Standarisasi prinsip audit adalah kegiatan yang sulit yang menentukan kualitas komunikasi keuangan. Sampai saat ini, dua organisasi supranasional menerbitkan standar auditing untuk lembaga keuangan Islam: Akuntansi dan Audit Organisasi Lembaga Keuangan Islam (AAOIFI) dan Federasi Internasional Akuntan (IFAC). Hrmonisasi laporan audit diidentifikasi sebagai proses yang bertujuan untuk mengurangi keragaman dalam praktek audit dan memastikan konvergensi mereka dalam hal sarana komunikasi pemeriksaan melalui laporan audit. Hal ini bertujuan untuk meminimalkan divergensi antara peraturan nasional yang mengatur komunikasi antara auditor dan pemangku kepentingan lainnya.

Mayoritas Perbankan Syariah mengadopsi standar AAOIFI sebagai acuan kepatuhan terhadap prinsip syariah. AAOIFI ( Accounting and Auditing Organization for Islamic Financial Institution) merupakan organisasi internasional Islam non Badan Hukum nirlaba yang merumuskan standar dan isu-sisu terkait akuntansi, audit, pemerintahan, etika dan standar syariah islam untuk lembaga keuangan islam. AAOIFI adalah organisasi internasional yang bersifat independen, didukung oleh 200 anggota dari 40 negara termasuk bank sentral, lembaga keuangan Islam, dan anggota lainnya dari industri perbankan internasional di seluruh dunia.

Standar Islam laporan auditor menyebutkan berbagai elemen yang berkaitan dengan laporan auditor atas laporan keuangan. Lima elemen yang berhubungan dengan bentuk laporan yang sama diidentifikasi. Unsur pertama terkait dengan pembukaan ayat adalah identifikasi dari laporan keuangan yang telah diaudit. Yang kedua adalah identifikasi entitas yang diaudit. Yang ketiga adalah identifikasi tanggal laporan keuangan. Keempat adalah identifikasi periode yang dicakup oleh laporan keuangan. Kelima adalah pernyataan bahwa laporan keuangan adalah tanggung jawab manajemen. Elemen terakhir adalah pernyataan bahwa tanggung jawab auditor terletak pada pernyataan diatasnya pendapat.

Kurangnya harmonisasi informasi audit menghambat laporan keuangan. Heterogenitas dari laporan audit mempromosikan ambiguitas informasi keuangan dan tidak mengurangi kesenjangan harapan. Ambiguitas informasi audit merusak kepercayaan pengguna laporan keuangan. Investor dan pemberi pinjaman kehilangan keselamatan mereka ketika laporan audit tidak dimengerti. Sampai saat ini, penting untuk menyatakan bahwa standarisasi audit tidak memberikan laporan dimengerti. . Standar akuntansi internasional atau nasional harus mengatasi masalah yang berkaitan dengan ambiguitas dan tidak dimengerti laporan audit.

Saat ini, standar Islam laporan auditor tidak memenuhi kriteria kualitas pelaporan keuangan.

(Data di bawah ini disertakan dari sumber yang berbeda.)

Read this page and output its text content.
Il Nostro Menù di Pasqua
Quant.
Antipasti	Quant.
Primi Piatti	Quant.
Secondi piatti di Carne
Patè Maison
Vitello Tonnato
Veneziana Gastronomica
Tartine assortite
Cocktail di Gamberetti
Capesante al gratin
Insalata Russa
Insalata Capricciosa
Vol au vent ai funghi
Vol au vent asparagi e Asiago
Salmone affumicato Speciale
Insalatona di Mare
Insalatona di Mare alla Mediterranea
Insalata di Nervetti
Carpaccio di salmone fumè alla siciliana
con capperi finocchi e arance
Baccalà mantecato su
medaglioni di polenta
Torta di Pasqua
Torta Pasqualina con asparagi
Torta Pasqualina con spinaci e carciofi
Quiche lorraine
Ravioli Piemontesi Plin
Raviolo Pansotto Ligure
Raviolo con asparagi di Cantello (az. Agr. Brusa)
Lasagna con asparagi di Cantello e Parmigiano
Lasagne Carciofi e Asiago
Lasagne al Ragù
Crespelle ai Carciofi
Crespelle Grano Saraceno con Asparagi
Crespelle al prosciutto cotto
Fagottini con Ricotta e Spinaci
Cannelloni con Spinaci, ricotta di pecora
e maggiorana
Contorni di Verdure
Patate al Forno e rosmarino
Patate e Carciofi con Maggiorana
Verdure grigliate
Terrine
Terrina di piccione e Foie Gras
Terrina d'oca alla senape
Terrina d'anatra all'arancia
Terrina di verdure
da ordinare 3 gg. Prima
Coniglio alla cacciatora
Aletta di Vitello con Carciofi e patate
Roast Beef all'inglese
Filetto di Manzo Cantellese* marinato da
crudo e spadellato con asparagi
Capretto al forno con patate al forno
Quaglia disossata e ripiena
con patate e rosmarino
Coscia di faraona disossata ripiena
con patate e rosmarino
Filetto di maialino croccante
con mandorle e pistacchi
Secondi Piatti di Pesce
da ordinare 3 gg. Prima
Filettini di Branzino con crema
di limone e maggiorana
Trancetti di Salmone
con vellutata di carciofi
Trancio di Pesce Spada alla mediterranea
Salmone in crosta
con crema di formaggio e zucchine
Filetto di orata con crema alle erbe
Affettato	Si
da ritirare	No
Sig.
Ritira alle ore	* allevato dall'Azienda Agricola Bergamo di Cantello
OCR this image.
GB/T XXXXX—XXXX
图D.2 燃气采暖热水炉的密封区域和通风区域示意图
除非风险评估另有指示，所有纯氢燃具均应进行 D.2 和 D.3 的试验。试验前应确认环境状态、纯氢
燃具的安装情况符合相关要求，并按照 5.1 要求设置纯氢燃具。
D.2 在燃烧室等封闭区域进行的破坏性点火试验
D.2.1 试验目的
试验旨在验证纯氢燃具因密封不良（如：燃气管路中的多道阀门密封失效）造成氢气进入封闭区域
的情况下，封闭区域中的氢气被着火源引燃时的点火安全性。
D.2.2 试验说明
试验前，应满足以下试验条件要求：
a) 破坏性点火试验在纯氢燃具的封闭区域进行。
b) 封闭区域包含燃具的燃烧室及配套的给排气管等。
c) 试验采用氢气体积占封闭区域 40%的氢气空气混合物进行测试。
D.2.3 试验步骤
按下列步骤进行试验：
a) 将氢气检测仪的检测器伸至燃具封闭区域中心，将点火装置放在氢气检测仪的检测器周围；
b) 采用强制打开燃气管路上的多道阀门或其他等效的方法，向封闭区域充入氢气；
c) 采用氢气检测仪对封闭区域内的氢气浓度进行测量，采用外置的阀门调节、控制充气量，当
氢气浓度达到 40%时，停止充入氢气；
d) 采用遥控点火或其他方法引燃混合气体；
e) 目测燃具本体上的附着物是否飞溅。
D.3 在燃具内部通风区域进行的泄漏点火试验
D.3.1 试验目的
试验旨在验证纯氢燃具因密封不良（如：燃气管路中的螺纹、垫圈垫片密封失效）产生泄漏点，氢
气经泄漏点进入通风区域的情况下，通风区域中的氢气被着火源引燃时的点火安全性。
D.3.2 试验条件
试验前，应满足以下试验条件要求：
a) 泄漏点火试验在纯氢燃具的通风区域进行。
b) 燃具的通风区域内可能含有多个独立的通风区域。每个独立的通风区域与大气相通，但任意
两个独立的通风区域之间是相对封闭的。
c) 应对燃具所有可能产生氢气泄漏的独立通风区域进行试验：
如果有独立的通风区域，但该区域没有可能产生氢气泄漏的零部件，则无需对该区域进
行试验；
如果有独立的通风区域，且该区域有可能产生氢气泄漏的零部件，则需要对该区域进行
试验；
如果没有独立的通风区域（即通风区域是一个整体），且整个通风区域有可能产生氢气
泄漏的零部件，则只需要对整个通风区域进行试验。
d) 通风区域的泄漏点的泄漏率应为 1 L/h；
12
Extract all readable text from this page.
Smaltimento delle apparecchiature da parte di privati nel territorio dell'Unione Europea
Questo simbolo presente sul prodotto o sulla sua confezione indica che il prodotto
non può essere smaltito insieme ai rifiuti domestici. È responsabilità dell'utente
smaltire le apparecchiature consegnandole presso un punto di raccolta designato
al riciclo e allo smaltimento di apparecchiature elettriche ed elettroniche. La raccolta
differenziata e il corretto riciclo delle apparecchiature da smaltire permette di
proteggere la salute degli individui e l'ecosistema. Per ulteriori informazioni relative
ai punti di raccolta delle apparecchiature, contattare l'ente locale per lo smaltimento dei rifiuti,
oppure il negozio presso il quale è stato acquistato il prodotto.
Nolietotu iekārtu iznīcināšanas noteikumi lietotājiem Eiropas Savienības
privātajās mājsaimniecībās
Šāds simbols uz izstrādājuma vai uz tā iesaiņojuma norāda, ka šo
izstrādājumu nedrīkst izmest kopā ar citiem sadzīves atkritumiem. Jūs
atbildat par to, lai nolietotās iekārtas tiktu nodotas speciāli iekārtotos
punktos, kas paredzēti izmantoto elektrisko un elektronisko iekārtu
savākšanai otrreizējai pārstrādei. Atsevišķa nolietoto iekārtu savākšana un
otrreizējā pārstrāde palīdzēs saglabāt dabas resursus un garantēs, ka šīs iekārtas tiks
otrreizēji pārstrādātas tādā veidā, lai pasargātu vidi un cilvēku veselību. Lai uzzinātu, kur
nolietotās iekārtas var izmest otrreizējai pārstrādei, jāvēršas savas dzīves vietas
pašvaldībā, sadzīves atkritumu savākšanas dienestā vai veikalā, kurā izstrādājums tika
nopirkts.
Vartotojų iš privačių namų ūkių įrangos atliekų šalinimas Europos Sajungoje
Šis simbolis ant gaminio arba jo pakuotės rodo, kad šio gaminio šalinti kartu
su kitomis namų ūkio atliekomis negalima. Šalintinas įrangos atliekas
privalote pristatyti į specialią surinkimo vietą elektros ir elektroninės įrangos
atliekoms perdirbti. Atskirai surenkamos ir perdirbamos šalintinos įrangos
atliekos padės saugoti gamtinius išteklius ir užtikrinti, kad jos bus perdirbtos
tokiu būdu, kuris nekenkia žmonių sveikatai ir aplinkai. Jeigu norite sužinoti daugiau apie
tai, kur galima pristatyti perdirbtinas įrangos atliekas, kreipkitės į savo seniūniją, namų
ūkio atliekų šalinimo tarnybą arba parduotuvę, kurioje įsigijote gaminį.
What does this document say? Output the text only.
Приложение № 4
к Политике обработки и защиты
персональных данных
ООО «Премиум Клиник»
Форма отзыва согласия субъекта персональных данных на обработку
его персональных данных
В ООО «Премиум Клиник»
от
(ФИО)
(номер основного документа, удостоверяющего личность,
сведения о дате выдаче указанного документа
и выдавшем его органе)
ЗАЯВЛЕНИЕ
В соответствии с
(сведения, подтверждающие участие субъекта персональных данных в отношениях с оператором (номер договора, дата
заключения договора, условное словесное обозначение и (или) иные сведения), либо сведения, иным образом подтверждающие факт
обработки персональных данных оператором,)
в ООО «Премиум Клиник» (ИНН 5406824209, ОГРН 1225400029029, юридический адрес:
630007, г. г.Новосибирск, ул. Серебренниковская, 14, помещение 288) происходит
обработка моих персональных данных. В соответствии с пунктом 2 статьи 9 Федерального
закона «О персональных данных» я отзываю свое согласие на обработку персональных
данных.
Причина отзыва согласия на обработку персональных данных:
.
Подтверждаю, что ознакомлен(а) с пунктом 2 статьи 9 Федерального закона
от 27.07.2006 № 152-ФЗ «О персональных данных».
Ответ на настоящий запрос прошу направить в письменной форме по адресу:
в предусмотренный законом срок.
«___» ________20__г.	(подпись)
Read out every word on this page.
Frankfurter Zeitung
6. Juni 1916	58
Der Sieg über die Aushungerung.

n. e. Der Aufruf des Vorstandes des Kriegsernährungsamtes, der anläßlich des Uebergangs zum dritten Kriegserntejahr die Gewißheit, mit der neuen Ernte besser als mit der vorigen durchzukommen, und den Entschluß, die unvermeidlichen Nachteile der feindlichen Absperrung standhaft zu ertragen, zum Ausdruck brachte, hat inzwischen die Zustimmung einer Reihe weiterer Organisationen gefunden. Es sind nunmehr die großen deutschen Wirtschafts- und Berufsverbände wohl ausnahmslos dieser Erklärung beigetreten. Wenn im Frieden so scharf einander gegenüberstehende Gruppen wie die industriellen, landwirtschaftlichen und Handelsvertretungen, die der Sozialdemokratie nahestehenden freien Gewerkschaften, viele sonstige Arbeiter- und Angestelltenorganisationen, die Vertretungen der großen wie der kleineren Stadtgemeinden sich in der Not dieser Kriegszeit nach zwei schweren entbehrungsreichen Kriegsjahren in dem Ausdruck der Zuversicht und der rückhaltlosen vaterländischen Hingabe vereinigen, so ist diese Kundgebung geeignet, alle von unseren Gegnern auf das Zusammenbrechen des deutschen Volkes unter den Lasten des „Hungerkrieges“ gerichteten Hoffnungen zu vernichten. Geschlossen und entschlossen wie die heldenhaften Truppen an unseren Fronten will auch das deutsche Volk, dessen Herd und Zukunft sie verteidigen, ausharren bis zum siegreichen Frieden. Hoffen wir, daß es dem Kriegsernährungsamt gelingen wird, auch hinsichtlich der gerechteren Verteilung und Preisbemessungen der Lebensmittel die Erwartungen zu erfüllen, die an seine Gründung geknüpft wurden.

Standar AAOIFI harus melakukan laporan baru dari auditor independen. Standardisasi ini harus dilakukan dengan partisipasi perusahaan akuntansi dan pengguna laporan keuangan. spesialis komunikasi keuangan dan ahli bahasa harus berkonsultasi untuk meningkatkan kejelasan dari laporan audit.Efektivitas informasi audit (termasuk pembacaan laporan audit) tetap menjadi karakteristik mendasar yang menentukan relevansi hubungan keuangan.